Diary

The Very Strange Case of HAMMER, Part 1: Did It Exist?

AP Photo/Carolyn Kaster

This is an interesting story since it is hard to discern the truth in certain respects.  If true, it fills in some blanks and explains other things, but if false it sends the story off on an unnecessary detour.  As discussed previously, in the days after 9/11, Bush instituted what was to be called Operation Stellar Wind which authorized domestic electronic surveillance without a warrant in order to deter future terrorist plots.  With the information gathered, there had to be a central storage place for that data.  Initially, Thin Thread was used which had safeguards for US citizens, but this was scrapped for TrailBlazer, another metadata collection, storage, and analytical tool.

In the late 1990s, Dennis Montgomery was a computer expert who formed a company called eTreppid in Reno, Nevada.  They had developed digital technology dealing with the compression of video data on surveillance feeds and had sold some of it to the casino industry in Nevada.  Montgomery and his partners later sold some of the technology to the Air Force that then incorporated it into their drone program.

However, it was the events of 9/11 that led to the story here.  According to Dennis Montgomery, he had developed a super-computer that could be used to collect, monitor and store electronic communications of foreign targets in the war on terror.  This was roughly the time between when the NSA had discarded Thin Thread and before they installed TrailBlazer.  Obviously, the NSA did not stop monitoring electronic communications; storage and transmission was the problem.  

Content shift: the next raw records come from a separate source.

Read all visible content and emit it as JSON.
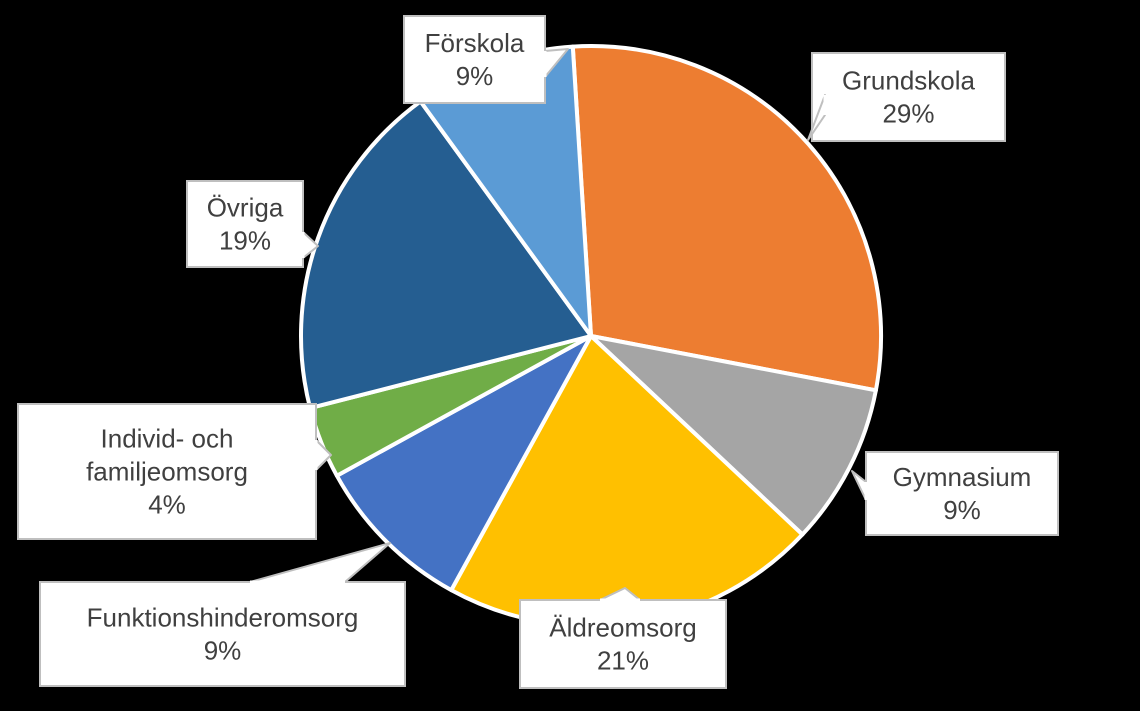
{
  "chart_data": {
    "type": "pie",
    "title": "",
    "slices": [
      {
        "lines": [
          "Grundskola"
        ],
        "pct_label": "29%",
        "value": 29,
        "color": "#ED7D31"
      },
      {
        "lines": [
          "Gymnasium"
        ],
        "pct_label": "9%",
        "value": 9,
        "color": "#A5A5A5"
      },
      {
        "lines": [
          "Äldreomsorg"
        ],
        "pct_label": "21%",
        "value": 21,
        "color": "#FFC000"
      },
      {
        "lines": [
          "Funktionshinderomsorg"
        ],
        "pct_label": "9%",
        "value": 9,
        "color": "#4472C4"
      },
      {
        "lines": [
          "Individ- och",
          "familjeomsorg"
        ],
        "pct_label": "4%",
        "value": 4,
        "color": "#70AD47"
      },
      {
        "lines": [
          "Övriga"
        ],
        "pct_label": "19%",
        "value": 19,
        "color": "#255E91"
      },
      {
        "lines": [
          "Förskola"
        ],
        "pct_label": "9%",
        "value": 9,
        "color": "#5B9BD5"
      }
    ]
  }
}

This brings into question an important point about Montgomery and what would later be revealed as his HAMMER system.  It is described as a supercomputer used to eavesdrop on phone calls by deploying malicious plug-ins at targeted computers and smartphones to collect the intercepts and send the data back to the computer’s main frame.  Other plugins could conceivably hack into bank accounts, electronic instant messaging, email addresses and other apps, then send the information back to the supercomputer.

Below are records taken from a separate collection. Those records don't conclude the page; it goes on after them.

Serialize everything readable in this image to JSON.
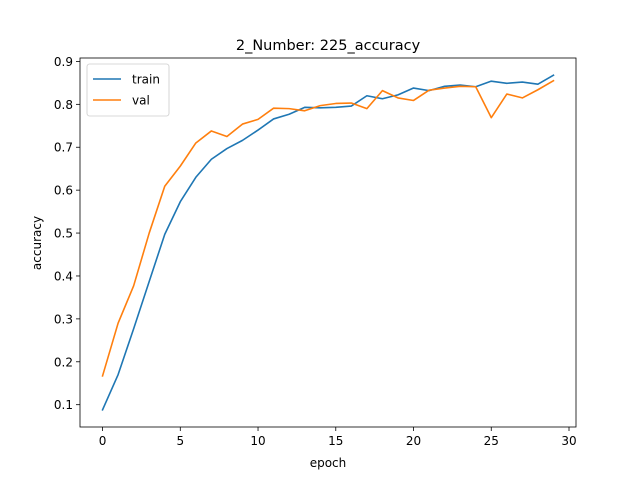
{
  "chart_data": {
    "type": "line",
    "title": "2_Number: 225_accuracy",
    "xlabel": "epoch",
    "ylabel": "accuracy",
    "xlim": [
      -1.45,
      30.45
    ],
    "ylim": [
      0.048,
      0.908
    ],
    "xticks": [
      0,
      5,
      10,
      15,
      20,
      25,
      30
    ],
    "yticks": [
      0.1,
      0.2,
      0.3,
      0.4,
      0.5,
      0.6,
      0.7,
      0.8,
      0.9
    ],
    "x": [
      0,
      1,
      2,
      3,
      4,
      5,
      6,
      7,
      8,
      9,
      10,
      11,
      12,
      13,
      14,
      15,
      16,
      17,
      18,
      19,
      20,
      21,
      22,
      23,
      24,
      25,
      26,
      27,
      28,
      29
    ],
    "legend_position": "upper-left",
    "series": [
      {
        "name": "train",
        "color": "#1f77b4",
        "values": [
          0.088,
          0.17,
          0.277,
          0.387,
          0.497,
          0.573,
          0.63,
          0.672,
          0.697,
          0.716,
          0.74,
          0.766,
          0.777,
          0.793,
          0.792,
          0.793,
          0.796,
          0.82,
          0.813,
          0.822,
          0.838,
          0.832,
          0.842,
          0.845,
          0.841,
          0.854,
          0.849,
          0.852,
          0.847,
          0.868
        ]
      },
      {
        "name": "val",
        "color": "#ff7f0e",
        "values": [
          0.167,
          0.29,
          0.377,
          0.5,
          0.609,
          0.656,
          0.71,
          0.738,
          0.725,
          0.754,
          0.765,
          0.791,
          0.79,
          0.785,
          0.797,
          0.802,
          0.803,
          0.79,
          0.832,
          0.815,
          0.809,
          0.833,
          0.838,
          0.842,
          0.841,
          0.769,
          0.824,
          0.815,
          0.834,
          0.855
        ]
      }
    ]
  }
}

Montgomery claims that the original funding for this system was provided by the FBI, then headed by Robert Mueller.  This is interesting since Stellar Wind and its progeny were NSA spying projects.  After the reorganization of the intelligence community and the FISA laws did the FBI gain access to NSA data.  Prior to that, firewalls had been constructed to prevent the sharing of information under the Clinton administration.  These firewalls were later blamed for law enforcement and the intelligence community failing to “connect the dots” and prevent 9/11.  It makes sense that instead of jumping through bureaucratic and legal hoops, the FBI would want some form of electronic counterintelligence abilities.  Whether it was the hypothesized HAMMER may never be known.  However, we do have certain inconsistencies in the story as it unfolds that may be a clue to its truthfulness.

According to many reports and court documents, Montgomery and his business partners received over $20 million in government contracts to purchase or develop computer software that would stop al-Qaeda from future attacks.  We do know that Montgomery’s technology was involved.  

The software he sold could allegedly find hidden terrorist messages embedded in al-Jazeera telecasts (a theory at the time), and identify terrorist targets through drones.  In 2003, based on information provided by the software, President Bush ceased all international airline flights to the United States since one of Montgomery’s pieces of software picked up a message in an al-Jazeera telecast.  It was unfounded.  According to later reports, CIA officials and analysts were livid since it made them look foolish.  Montgomery countered that his software simply provided the information and it was up to CIA analysts to do with it what they thought feasible.

The strange thing is that despite the government’s use of this technology which was later characterized as a hoax and fraud, they continued to use it.  For example, it is blamed for a dead end on an alleged terrorist plot in Great Britain.  As late as 2009, they were using the software which allegedly uncovered a Somali plot to assassinate Obama on Inauguration Day.

In their rush to embrace new technologies in the war on terror, it is possible that the CIA and FBI were duped by Montgomery.  Later audits showed that the military and other government agencies were bilked to the tune of $285 million in the war on terror.  Montgomery was accused of falsifying test results of his technology in order to sell it to the government. 

By 2006, Montgomery had a falling out with his partner Warren Trepp.  Based on Trepp’s accusations, the Air Force and FBI looked into whether Montgomery stole digital data from the company.  In their zeal to obtain the evidence, the FBI signed off on the search warrant application which was approved.  However, the case fell apart when the same judge later determined that the warrant application was suspicious and they chided the FBI for misrepresenting items in the warrant.

The litigation seriously worried intelligence officials.  The Bush administration declared some of the information and technology “state secrets” that would hurt national security should they be revealed in open court.  Montgomery’s lawyer at the time had his home computer “scrubbed” by the FBI of all references to the technology.  Judges in Nevada and Montana, where the litigation was taking place, issued protective orders of all classified information.  During a deposition given by Montgomery, two unnamed agents who refused to state the agencies they worked for monitored the questions.

For a fraud and/or hoax, the government did not want Montgomery’s technology made public.  Was it embarrassment, or was it something else?  These actions indicate that there was something there, otherwise why go through such efforts?  One is left with the impression that the government protests too much.